Reuters Health News, 2012

NEW YORK (Reuters Health) - Parents use booster seats inconsistently when carpooling with young kids, according to a new study.
Laws on when the seats must be used vary by state, but guidelines from groups including the American Academy of Pediatrics recommend boosters from the time kids outgrow their car seats until they hit four feet, nine inches tall -- the height of the average 11-year-old.
The new report suggests that most parents of four- to eight-year-olds have a booster seat for their kids in their own cars, but don't always make sure boosters are used when they carpool.
"Until children reach a certain size, the seatbelt doesn't fit them properly enough to maximize the protection that seatbelts offer when you're bigger and taller," said Andrea Gielen, head of the Center for Injury Research and Policy at the Johns Hopkins Bloomberg School of Public Health in Baltimore.
Booster seats, she told Reuters Health, position smaller bodies to get the most benefit from the seatbelt in case of a crash.
"The study shows that parents are missing opportunities to protect their kids in the car on every ride," said Gielen, who wasn't involved in the research.

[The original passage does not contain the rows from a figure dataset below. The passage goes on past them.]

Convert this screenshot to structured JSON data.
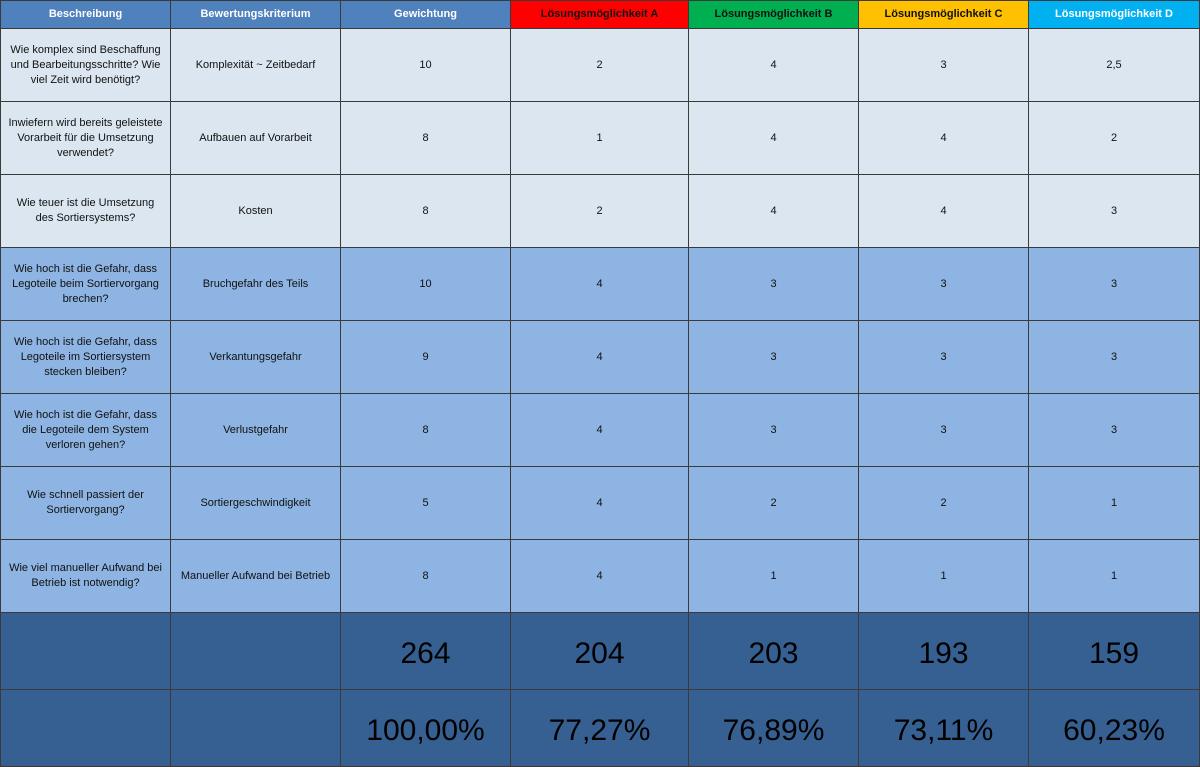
{
  "colors": {
    "header": "#4f81bd",
    "option_a": "#ff0000",
    "option_b": "#00b050",
    "option_c": "#ffc000",
    "option_d": "#00b0f0",
    "row_light": "#dce6f1",
    "row_dark": "#8db4e2",
    "totals": "#366092"
  },
  "headers": [
    "Beschreibung",
    "Bewertungskriterium",
    "Gewichtung",
    "Lösungsmöglichkeit A",
    "Lösungsmöglichkeit B",
    "Lösungsmöglichkeit C",
    "Lösungsmöglichkeit D"
  ],
  "rows": [
    {
      "desc": "Wie komplex sind Beschaffung und Bearbeitungsschritte? Wie viel Zeit wird benötigt?",
      "crit": "Komplexität ~ Zeitbedarf",
      "w": "10",
      "a": "2",
      "b": "4",
      "c": "3",
      "d": "2,5"
    },
    {
      "desc": "Inwiefern wird bereits geleistete Vorarbeit für die Umsetzung verwendet?",
      "crit": "Aufbauen auf Vorarbeit",
      "w": "8",
      "a": "1",
      "b": "4",
      "c": "4",
      "d": "2"
    },
    {
      "desc": "Wie teuer ist die Umsetzung des Sortiersystems?",
      "crit": "Kosten",
      "w": "8",
      "a": "2",
      "b": "4",
      "c": "4",
      "d": "3"
    },
    {
      "desc": "Wie hoch ist die Gefahr, dass Legoteile beim Sortiervorgang brechen?",
      "crit": "Bruchgefahr des Teils",
      "w": "10",
      "a": "4",
      "b": "3",
      "c": "3",
      "d": "3"
    },
    {
      "desc": "Wie hoch ist die Gefahr, dass Legoteile im Sortiersystem stecken bleiben?",
      "crit": "Verkantungsgefahr",
      "w": "9",
      "a": "4",
      "b": "3",
      "c": "3",
      "d": "3"
    },
    {
      "desc": "Wie hoch ist die Gefahr, dass die Legoteile dem System verloren gehen?",
      "crit": "Verlustgefahr",
      "w": "8",
      "a": "4",
      "b": "3",
      "c": "3",
      "d": "3"
    },
    {
      "desc": "Wie schnell passiert der Sortiervorgang?",
      "crit": "Sortiergeschwindigkeit",
      "w": "5",
      "a": "4",
      "b": "2",
      "c": "2",
      "d": "1"
    },
    {
      "desc": "Wie viel manueller Aufwand bei Betrieb ist notwendig?",
      "crit": "Manueller Aufwand bei Betrieb",
      "w": "8",
      "a": "4",
      "b": "1",
      "c": "1",
      "d": "1"
    }
  ],
  "totals": {
    "w": "264",
    "a": "204",
    "b": "203",
    "c": "193",
    "d": "159"
  },
  "percent": {
    "w": "100,00%",
    "a": "77,27%",
    "b": "76,89%",
    "c": "73,11%",
    "d": "60,23%"
  }
}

Along with a range of questions related to kids' health and family dynamics, parents were asked about their own use of booster seats and how they felt about the seats when it came to carpooling.
Parents of younger kids, and those that lived in states that required the use of booster seats, were most likely to use boosters.

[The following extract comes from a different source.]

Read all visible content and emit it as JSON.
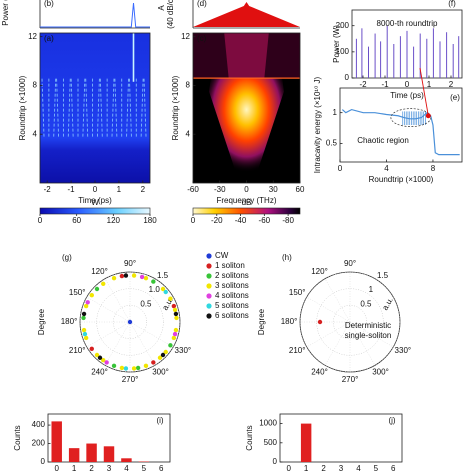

The majority of survey participants also said they either frequently or occasionally carpooled with another family.
Among parents who used a booster seat in their own car and said they carpooled, 79 percent reported that they would always ask another driver to put their kid in a booster seat.
Just over half of them said they would make sure their kid was always in a booster when in the car with friends who didn't use the seats, according to the report, published Monday in the journal Pediatrics.